Every day we use many
different chemical products. We take for granted the many
chemical things around us. Those people who have not lived
through a war or visited a deprived country find it difficult
to imagine life without the products of chemistry. The women
and men responsible for chemical advances are chemists,
chemical technologists and technicians, and chemical
engineers.
Chemists can be found
working in many places, such as universities, hospitals,
industrial research labs and government labs. Chemists invent
new substances, determine the composition of matter, invent
new techniques to study the behaviour of matter, investigate
how reactions occur, develop theories and models to help
understand and extend our knowledge of matter, study the
energy in reactions and the speed at which they occur. The
chemist is a problem solver. Unlike many university degrees,
which require separate qualifications for different countries
and even different provinces within Canada, a university
degree in chemistry qualifies the holder to be a chemist
anywhere in the world!
Chemical technologists and
technicians can be found almost anywhere that science is
applied. Technologists and technicians are skilled at
operating scientific equipment and handling chemicals. They
often work in a team with a chemist or engineer: they
contribute to important discoveries; they record and evaluate
data; they can service equipment.
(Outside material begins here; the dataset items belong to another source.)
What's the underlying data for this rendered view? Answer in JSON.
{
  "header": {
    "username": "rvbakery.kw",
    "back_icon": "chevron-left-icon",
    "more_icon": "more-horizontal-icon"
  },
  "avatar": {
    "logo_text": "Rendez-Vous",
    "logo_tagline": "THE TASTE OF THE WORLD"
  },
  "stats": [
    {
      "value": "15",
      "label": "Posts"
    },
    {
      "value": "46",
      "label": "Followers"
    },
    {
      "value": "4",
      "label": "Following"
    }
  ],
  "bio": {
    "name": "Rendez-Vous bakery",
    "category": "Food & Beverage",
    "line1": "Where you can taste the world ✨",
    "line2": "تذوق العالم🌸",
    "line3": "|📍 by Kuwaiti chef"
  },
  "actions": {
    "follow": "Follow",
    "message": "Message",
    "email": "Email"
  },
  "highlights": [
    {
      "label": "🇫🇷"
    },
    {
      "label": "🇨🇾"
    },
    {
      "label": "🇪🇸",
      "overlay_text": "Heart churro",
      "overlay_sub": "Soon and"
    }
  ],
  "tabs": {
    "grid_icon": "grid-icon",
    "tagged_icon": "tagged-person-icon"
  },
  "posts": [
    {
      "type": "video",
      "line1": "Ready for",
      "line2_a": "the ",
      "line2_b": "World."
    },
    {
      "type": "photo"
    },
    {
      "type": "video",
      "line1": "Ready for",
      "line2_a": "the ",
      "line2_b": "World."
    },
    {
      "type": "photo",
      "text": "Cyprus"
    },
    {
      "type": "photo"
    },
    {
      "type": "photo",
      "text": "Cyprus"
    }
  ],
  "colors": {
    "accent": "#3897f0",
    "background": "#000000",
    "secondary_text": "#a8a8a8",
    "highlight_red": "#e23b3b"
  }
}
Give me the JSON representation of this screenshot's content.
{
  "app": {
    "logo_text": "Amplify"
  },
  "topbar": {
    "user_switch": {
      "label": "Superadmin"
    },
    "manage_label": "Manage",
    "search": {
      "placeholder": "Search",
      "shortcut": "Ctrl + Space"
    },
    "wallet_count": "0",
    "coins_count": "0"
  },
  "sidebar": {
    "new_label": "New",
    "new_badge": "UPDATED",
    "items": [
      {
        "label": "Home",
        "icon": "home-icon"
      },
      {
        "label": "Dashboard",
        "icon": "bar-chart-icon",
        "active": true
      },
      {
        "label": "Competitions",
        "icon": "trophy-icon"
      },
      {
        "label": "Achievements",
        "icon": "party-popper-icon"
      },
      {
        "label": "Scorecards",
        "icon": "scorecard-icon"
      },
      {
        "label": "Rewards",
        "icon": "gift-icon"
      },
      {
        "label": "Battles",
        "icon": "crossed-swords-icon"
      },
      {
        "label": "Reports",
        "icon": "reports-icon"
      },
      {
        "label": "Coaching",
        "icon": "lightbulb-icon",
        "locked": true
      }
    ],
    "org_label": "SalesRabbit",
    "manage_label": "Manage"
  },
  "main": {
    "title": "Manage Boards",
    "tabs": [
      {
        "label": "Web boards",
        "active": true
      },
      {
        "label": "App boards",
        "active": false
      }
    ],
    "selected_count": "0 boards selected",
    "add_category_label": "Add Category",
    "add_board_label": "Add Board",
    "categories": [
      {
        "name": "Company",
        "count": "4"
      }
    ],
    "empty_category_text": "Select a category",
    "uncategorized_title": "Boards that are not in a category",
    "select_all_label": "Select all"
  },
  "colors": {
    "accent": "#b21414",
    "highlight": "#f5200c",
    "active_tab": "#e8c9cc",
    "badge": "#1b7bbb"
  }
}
They are essential to the
entire network and are the "testing" and
"measuring" specialists.
Chemical engineers work in
many different areas of science, especially, but not
exclusively, industry. Chemical engineers invent and develop
industrial processes to make many different consumer goods;
they are responsible for the scaling-up process that turns a
lab-scale experiment into an industrial-size operation; they
use electronics and computers to analyze data. A chemical
engineer is responsible for the successful design of a
chemical plant, for the safety of those who build it and for
the protection of the natural community around it. The
chemical engineer is a problem solver and is probably the
most versatile of all engineers.
However, these are not the
only careers that involve chemistry. There are many others
such as teaching, dentistry, medicine, pharmacy, patent law,
technical writing, veterinary medicine, and even business
administration. "Chemistry is the central science."